Il faut sans doute se réjouir d’avoir échappé à un autre psychodrame sur fond d’accommodement raisonnable, mais la précipitation avec laquelle les libéraux sont montés aux barricades, sans même consulter les principaux intéressés, est de très mauvais augure pour le débat sur les « valeurs québécoises » de l’automne prochain.


Monté sur ses grands chevaux, le porte-parole libéral en matière d’Institutions démocratiques, Robert Dutil, a voulu voir dans une pratique déjà en vigueur au niveau fédéral une nouvelle démonstration de « l’intolérance » du PQ.

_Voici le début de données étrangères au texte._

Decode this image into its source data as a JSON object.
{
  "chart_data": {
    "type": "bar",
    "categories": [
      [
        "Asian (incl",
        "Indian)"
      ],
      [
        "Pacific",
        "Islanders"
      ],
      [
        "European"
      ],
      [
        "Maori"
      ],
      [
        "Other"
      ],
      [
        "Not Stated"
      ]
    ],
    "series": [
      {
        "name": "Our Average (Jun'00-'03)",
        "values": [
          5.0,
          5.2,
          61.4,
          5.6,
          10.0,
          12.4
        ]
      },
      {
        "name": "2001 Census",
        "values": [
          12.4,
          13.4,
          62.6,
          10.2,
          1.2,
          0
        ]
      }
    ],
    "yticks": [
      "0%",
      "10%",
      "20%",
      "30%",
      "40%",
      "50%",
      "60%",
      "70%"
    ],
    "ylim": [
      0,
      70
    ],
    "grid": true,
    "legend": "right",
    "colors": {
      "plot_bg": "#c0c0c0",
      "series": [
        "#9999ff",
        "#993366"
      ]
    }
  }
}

Après le projet de loi 14 sur la langue, Philippe Couillard, a cru discerner une autre manoeuvre pour diviser les Québécois. « Ce qu’on fait malheureusement, j’espère que c’est involontaire, c’est qu’on envoie un signal à une communauté, parmi d’autres communautés au Québec, que cette journée-là, il sera plus difficile pour eux de voter. »


Était-ce involontaire d’utiliser la communauté juive pour faire un procès d’intention au gouvernement ? C’est tellement facile de culpabiliser les Québécois. Cette fois-ci, les libéraux se sont mis le doigt dans l’oeil.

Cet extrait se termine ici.